Les Affames/Ravenous

Movie Name: Les Affames/Ravenous
Year of Release: 2017
Director: Robin Aubert
Starring: Marc-Andre Grondin, Monia Chokri, Charlotte St-Martin, Micheline Lanctot, Marie-Ginette Guay, Brigitte Poupart, Edouard Tremblay-Grenier, Luc Proulx, Didier Lucien, Robert Brouillete, Martin Heroux 
Genre: Action, Adventure, Drama
Score out of ten (whole numbers only): 7
View Trailer

Synopsis and Review:
Actor/Writer/Director Robin Aubert managed to get a lot of attention with this release, which premiered at the Toronto Film Festival, and went on to play across a variety of other film festivals, including Beyond Fest, Molins Film Festival, Mar Del Plata Film Festival, to name but a few. The film focuses on a series of characters, all of whom come together following a zombie outbreak. Most of these characters converge on the rural regions of Quebec, including the young and resourceful Bonin, who has kept patrol of what is happening in his area. He soon meets Tania, a woman with a bite mark, who states she was bitten by a dog. They also pick a young girl by the name of Zoe, and they all go to the residence of a group of survivors, Therese and Pauline. Therese and Pauline have taken in Celine, whose family has been killed, and who has since been a lone crusader killing zombies at every chance she gets. They collectively realize the farm is on the path of the infected, and they decide to flee. As the go on their way, two additional survivors join them, including a bitten one. The group continues on their way, but the infected are getting closer and closer.
Unlike the flashier and gorier "Dawn of the Dead" from Zack Snyder or even the show "The Walking Dead" (from creator Frank Darabont, adapted from Robert Kirkman's comic book), Robin Aubert focuses his attention on the impact a zombie epidemic has on remote and rural communities in Canada.
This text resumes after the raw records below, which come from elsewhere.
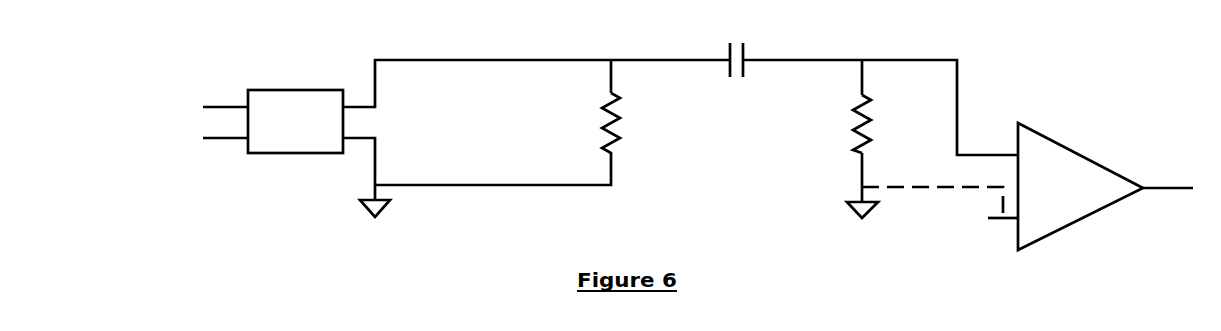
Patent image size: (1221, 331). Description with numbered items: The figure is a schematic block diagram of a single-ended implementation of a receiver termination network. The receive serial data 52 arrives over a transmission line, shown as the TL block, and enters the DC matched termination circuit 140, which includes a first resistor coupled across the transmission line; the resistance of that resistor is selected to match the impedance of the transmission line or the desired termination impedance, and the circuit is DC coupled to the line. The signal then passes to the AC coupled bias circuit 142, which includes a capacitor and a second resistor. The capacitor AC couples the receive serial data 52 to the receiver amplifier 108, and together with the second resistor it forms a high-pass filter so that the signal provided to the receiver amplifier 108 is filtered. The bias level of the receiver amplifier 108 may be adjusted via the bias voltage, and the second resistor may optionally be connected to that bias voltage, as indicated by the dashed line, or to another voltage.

The receive serial data 52 is at (211, 125).
The DC matched termination circuit 140 is at (489, 150).
The AC coupled bias circuit 142 is at (857, 157).
The receiver amplifier 108 is at (1105, 182).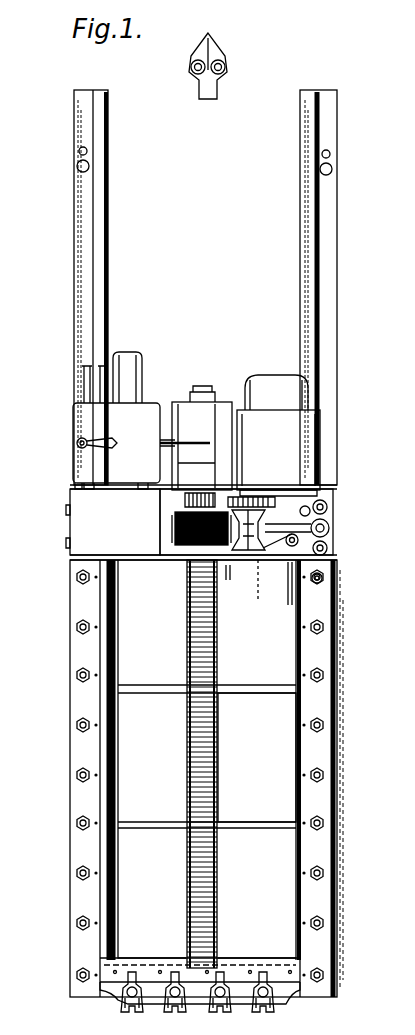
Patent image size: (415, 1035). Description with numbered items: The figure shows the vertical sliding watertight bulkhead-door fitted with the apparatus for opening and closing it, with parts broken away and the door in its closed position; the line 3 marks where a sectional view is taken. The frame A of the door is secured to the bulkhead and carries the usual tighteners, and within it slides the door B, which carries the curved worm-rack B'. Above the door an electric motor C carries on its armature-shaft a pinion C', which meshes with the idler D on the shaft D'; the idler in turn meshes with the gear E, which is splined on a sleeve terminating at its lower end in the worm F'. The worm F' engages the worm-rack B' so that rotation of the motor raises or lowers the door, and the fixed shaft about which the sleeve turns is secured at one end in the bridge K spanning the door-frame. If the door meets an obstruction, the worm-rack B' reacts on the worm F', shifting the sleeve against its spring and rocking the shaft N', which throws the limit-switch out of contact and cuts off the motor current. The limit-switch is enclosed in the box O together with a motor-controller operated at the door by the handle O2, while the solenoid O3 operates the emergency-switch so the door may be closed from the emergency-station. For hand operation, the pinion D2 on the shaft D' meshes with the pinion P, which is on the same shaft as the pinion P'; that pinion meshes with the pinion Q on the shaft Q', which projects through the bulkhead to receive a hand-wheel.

The frame of the door A is at (312, 755).
The door B is at (257, 757).
The curved worm-rack B' is at (219, 764).
The electric motor C is at (298, 432).
The pinion C' is at (278, 479).
The idler D is at (251, 498).
The shaft D' is at (250, 590).
The pinion D2 is at (232, 562).
The gear E is at (113, 522).
The worm F' is at (173, 519).
The bridge K is at (178, 404).
The rock-shaft N' is at (202, 438).
The box O is at (124, 446).
The handle O2 is at (92, 441).
The solenoid O3 is at (138, 366).
The pinion P is at (275, 583).
The pinion P' is at (335, 582).
The pinion Q is at (315, 533).
The shaft Q' is at (331, 526).
The section line 3 is at (172, 356).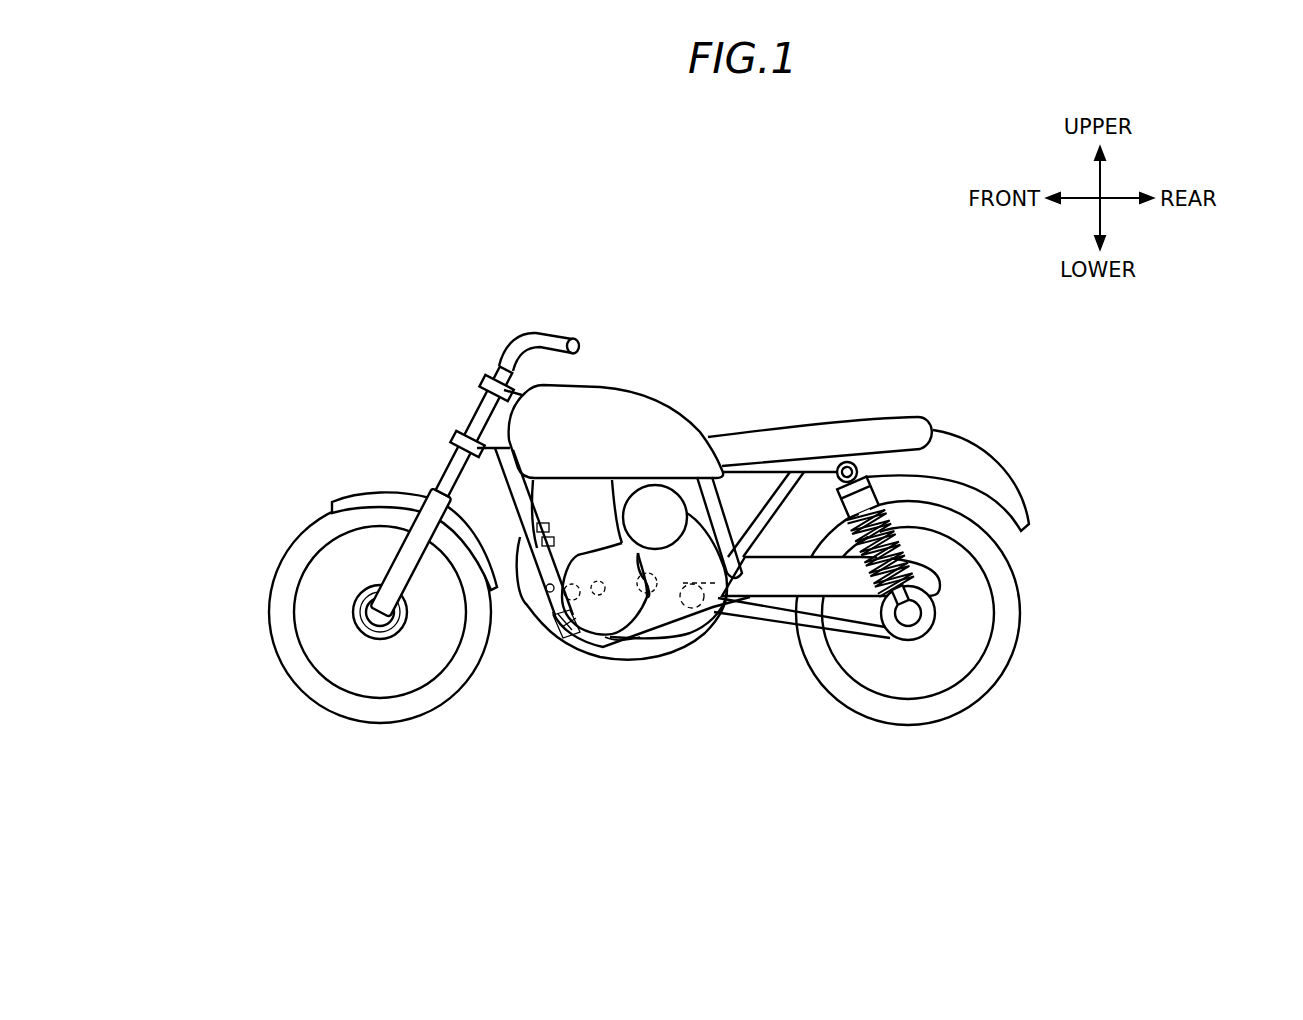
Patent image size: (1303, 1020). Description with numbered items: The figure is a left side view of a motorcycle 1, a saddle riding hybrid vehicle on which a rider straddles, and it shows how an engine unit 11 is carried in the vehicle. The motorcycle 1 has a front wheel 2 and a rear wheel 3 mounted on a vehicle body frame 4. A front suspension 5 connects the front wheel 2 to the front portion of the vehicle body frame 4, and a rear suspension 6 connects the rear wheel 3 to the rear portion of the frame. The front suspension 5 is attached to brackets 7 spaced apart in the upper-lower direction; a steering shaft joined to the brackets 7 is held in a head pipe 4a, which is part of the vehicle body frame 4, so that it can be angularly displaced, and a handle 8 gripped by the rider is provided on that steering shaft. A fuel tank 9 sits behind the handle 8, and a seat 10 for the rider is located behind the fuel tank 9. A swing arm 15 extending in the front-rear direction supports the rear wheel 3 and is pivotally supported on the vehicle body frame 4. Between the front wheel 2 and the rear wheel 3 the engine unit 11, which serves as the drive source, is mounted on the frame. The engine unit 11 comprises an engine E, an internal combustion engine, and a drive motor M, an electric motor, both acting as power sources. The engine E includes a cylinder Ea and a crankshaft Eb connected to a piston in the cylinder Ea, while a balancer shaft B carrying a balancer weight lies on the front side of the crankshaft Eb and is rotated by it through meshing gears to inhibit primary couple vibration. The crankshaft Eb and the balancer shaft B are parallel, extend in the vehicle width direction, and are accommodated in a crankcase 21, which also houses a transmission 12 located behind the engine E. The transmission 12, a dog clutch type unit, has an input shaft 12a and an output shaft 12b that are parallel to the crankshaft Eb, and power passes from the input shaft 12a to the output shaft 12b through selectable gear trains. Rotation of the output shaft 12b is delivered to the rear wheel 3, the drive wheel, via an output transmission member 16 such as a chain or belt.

The motorcycle 1 is at (400, 284).
The front wheel 2 is at (272, 578).
The rear wheel 3 is at (1022, 607).
The vehicle body frame 4 is at (517, 493).
The head pipe 4a is at (496, 388).
The front suspension 5 is at (410, 568).
The rear suspension 6 is at (860, 600).
The brackets 7 is at (467, 444).
The handle 8 is at (572, 334).
The fuel tank 9 is at (637, 402).
The seat 10 is at (750, 430).
The engine unit 11 is at (696, 551).
The drive motor M is at (661, 500).
The engine E is at (562, 527).
The cylinder Ea is at (577, 533).
The crankshaft Eb is at (599, 597).
The balancer shaft B is at (572, 603).
The transmission 12 is at (692, 608).
The input shaft 12a is at (650, 592).
The output shaft 12b is at (698, 610).
The crankcase 21 is at (648, 603).
The swing arm 15 is at (781, 600).
The output transmission member 16 is at (822, 634).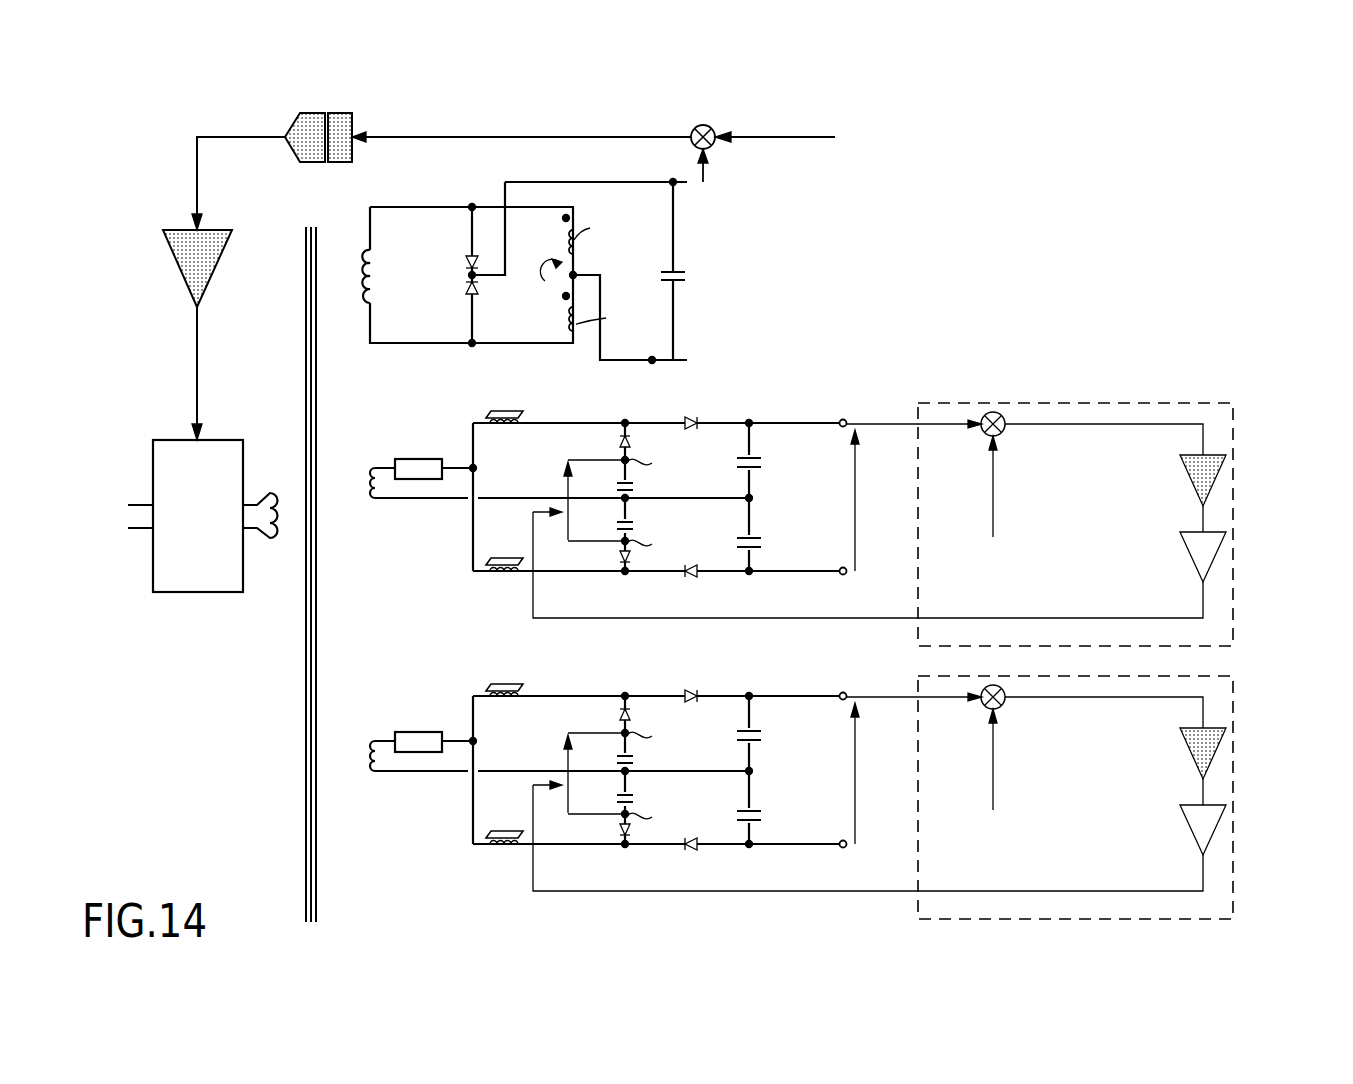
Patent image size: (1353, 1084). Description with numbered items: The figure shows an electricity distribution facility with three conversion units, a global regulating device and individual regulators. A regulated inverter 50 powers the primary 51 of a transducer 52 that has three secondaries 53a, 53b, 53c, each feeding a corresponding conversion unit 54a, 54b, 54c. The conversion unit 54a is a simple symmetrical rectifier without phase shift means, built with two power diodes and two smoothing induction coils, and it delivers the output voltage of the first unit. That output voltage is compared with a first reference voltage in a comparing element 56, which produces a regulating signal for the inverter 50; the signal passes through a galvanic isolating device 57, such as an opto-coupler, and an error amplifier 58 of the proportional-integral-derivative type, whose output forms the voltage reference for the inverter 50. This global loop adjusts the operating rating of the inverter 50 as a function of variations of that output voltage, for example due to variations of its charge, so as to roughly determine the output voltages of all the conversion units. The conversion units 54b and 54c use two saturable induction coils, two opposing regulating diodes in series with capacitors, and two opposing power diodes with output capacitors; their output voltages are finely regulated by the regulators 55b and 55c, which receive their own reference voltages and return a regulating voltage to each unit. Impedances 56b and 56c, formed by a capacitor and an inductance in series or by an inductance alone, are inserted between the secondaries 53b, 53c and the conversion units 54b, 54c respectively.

The regulated inverter 50 is at (178, 580).
The primary 51 is at (277, 545).
The transducer 52 is at (308, 212).
The secondary 53a is at (368, 264).
The secondary 53b is at (375, 469).
The secondary 53c is at (419, 731).
The conversion unit 54a is at (728, 206).
The conversion unit 54b is at (728, 408).
The conversion unit 54c is at (838, 763).
The regulator 55b is at (1233, 523).
The regulator 55c is at (1090, 797).
The comparing element 56 is at (712, 112).
The impedance 56b is at (430, 466).
The impedance 56c is at (426, 701).
The galvanic isolating device 57 is at (338, 113).
The error amplifier 58 is at (183, 237).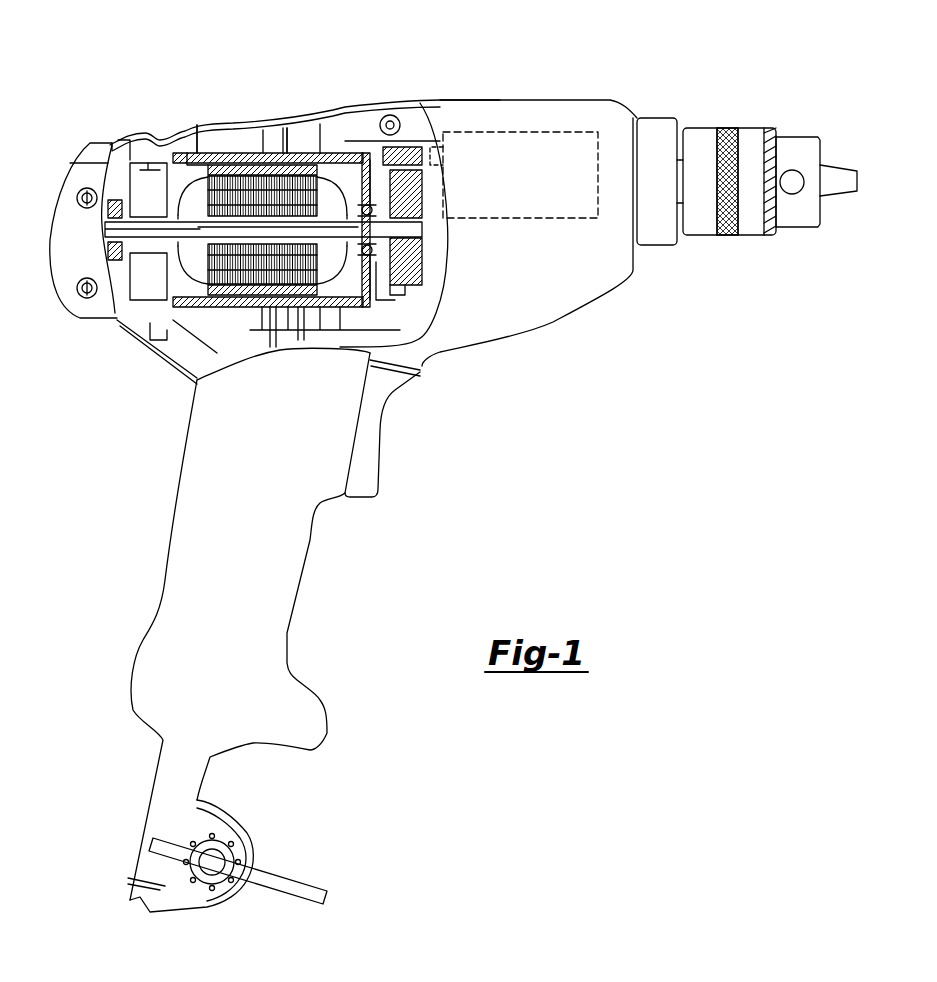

The film has a pace of its own, where as the situations evolve, we get acquainted with the characters, who are going to comprise the bulk of the resilient group itself. As the survivors come together, we also discover a bit more about who they are, what their lives were before the outbreak occurred, and how the new situation has forced them to change their stances and in some cases, has forced them to grow up and come to terms with their own responsibilities. It's a film that tries to craft a rather authentic approach to the aftermath of such a devastating occurrence, but still and for all its unique point of view, its characters are somewhat rather briefly defined, which ends up its biggest flaw. However, it's a film that manages to create and illustrate the compelling and dangerous situations the characters find themselves in, all the while successfully rendering the relationships that are established between all of them. The cast is uniformly solid, the same going for the score from Pierre-Philippe Cote and cinematography from Steeve Desrosiers. Entertaining and worth watching.